The nation's top law enforcement officer is heading Thursday to the state where a resident dies every 10 hours of a fatal drug overdose: West Virginia.
Attorney General Jeff Sessions is expected to give the opening remarks at a Drug Enforcement Administration summit on the national heroin and opioid plague that killed at least 864 people in West Virginia alone last year, according to the West Virginia Health Statistics Center.

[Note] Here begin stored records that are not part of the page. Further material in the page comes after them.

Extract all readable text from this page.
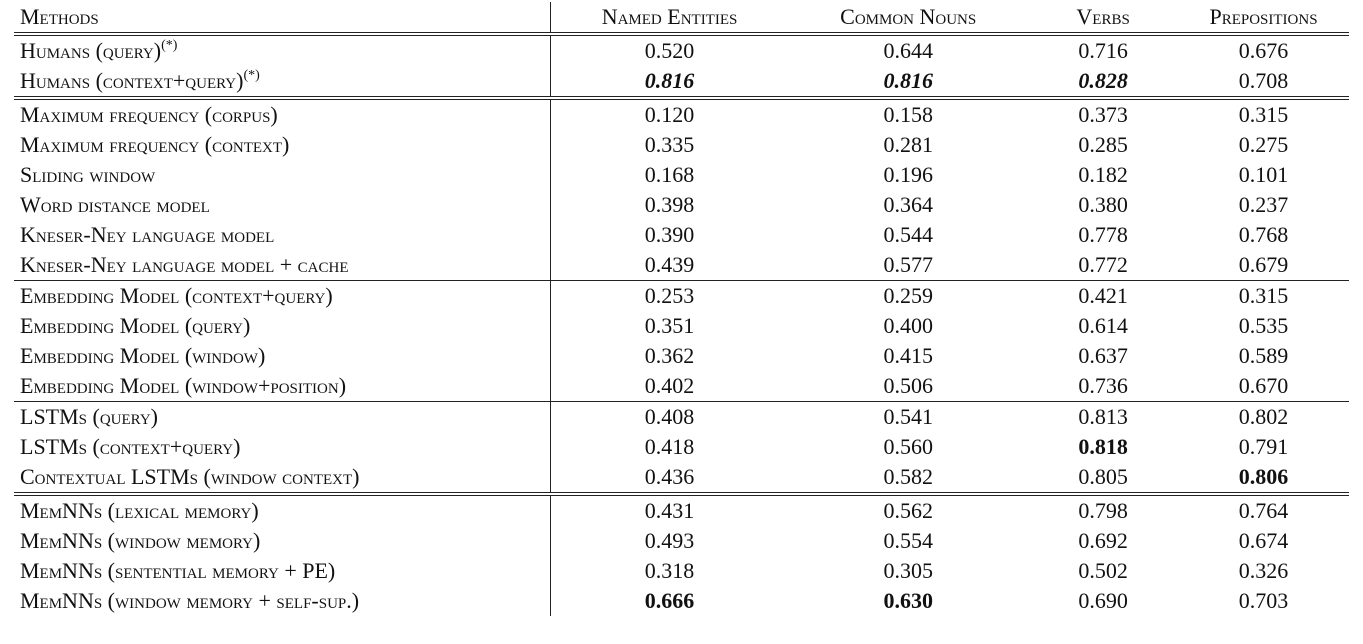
Methods	Named Entities	Common Nouns	Verbs	Prepositions
Humans (query)(*)	0.520	0.644	0.716	0.676
Humans (context+query)(*)	0.816	0.816	0.828	0.708
Maximum frequency (corpus)	0.120	0.158	0.373	0.315
Maximum frequency (context)	0.335	0.281	0.285	0.275
Sliding window	0.168	0.196	0.182	0.101
Word distance model	0.398	0.364	0.380	0.237
Kneser-Ney language model	0.390	0.544	0.778	0.768
Kneser-Ney language model + cache	0.439	0.577	0.772	0.679
Embedding Model (context+query)	0.253	0.259	0.421	0.315
Embedding Model (query)	0.351	0.400	0.614	0.535
Embedding Model (window)	0.362	0.415	0.637	0.589
Embedding Model (window+position)	0.402	0.506	0.736	0.670
LSTMs (query)	0.408	0.541	0.813	0.802
LSTMs (context+query)	0.418	0.560	0.818	0.791
Contextual LSTMs (window context)	0.436	0.582	0.805	0.806
MemNNs (lexical memory)	0.431	0.562	0.798	0.764
MemNNs (window memory)	0.493	0.554	0.692	0.674
MemNNs (sentential memory + PE)	0.318	0.305	0.502	0.326
MemNNs (window memory + self-sup.)	0.666	0.630	0.690	0.703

Of those deaths, 731 involved an opioid of some kind, available records shows. In 2015, there were 735 deadly drug overdoses, and 635 of them involved at least one opioid.
In his address, Sessions "will expand on the themes about opioid abuse" that he laid out in earlier this year during appearances in New Hampshire and St. Louis, Missouri, Justice Department spokesman Peter Baker said in an email to NBC News.
Among other things, Sessions has touted the zero-tolerance approach federal prosecutors used back in the 1980s to combat the crack cocaine epidemic, which includes strategies like putting more people in jail.
Sessions has also dusted off Nancy Reagan's iconic "Just Say No" slogan, which was central to an anti-drug advertising campaign that is now considered both outdated and ineffective.
"We can turn the tide against drugs and addiction again in America just like we did previously," he said. "We have proven that education and telling people the truth about drugs and addiction will result in better choices. Drug use will fall. Lives will be saved. Less money will be going into cartels and the drug gangs, weakening them."
Drug cartels have indeed been smuggling opioids like fentanyl from Mexico and China into the United States, but West Virginia's drug problem was caused by U.S. doctors' over-prescribing highly addictive American-made painkillers.
The House Energy and Commerce Committee has opened an investigation into the three major drug distribution companies that are being blamed for flooding West Virginia with prescription painkillers — AmerisourceBergen, Cardinal Health and McKesson.
Sessions is also well known for his opposition to legalizing marijuana. But Baker wrote, "We do not expect to address marijuana enforcement at the DEA event this week."
While scientists are exploring the possibility of using medical marijuana as a possible weapon against opioid addiction, Sessions openly scoffed at that notion at a National Association of Attorneys General Meeting in February.

"Give me a break," he said. "You know, this is the kind of argument that has been made out there. Almost a desperate attempt to defend the harmlessness of marijuana. ... I doubt that's true. Maybe science will prove I'm wrong. My best view is we don't need to be legalizing marijuana."
The National Institute on Drug Abuse has funded several studies looking into whether "legally protected access to medical marijuana dispensaries is associated with lower levels of opioid prescribing."
So far, the results have been mixed.
"The most striking finding was that legally protected marijuana dispensaries (LMDs) were associated with lower rates of dependence on prescription opioids, and deaths due to opioid overdose, than would have been expected based on prior trends," NIDA's Eric Sarlin wrote. "On the other side of the ledger, however, LMDs also were associated with higher rates of recreational marijuana use and increased potency of illegal marijuana."
West Virginia is at or near the bottom in many of quality-of-life indicators like percentage of residents with college degrees or availability of good jobs, but it has — by far — the highest rate of fatal drug overdoses in the country, according to the Centers for Disease Control and Prevention.

"We are seeing an unprecedented rise in the overdose deaths related to opioids," Dr. Rahul Gupta, commissioner of the state Health and Human Resources Department's Bureau for Public Health, said in March when the grim statistics were released. "It seems we have not yet peaked."
The rate of fatal drug overdoses in West Virginia was 41.5 cases per 100,000 in 2015, far outpacing second-place finisher New Hampshire, which had a fatal overdose rate of 34.3 per 100,000, and Kentucky, which was third with a rate of 29.9 per 100,000.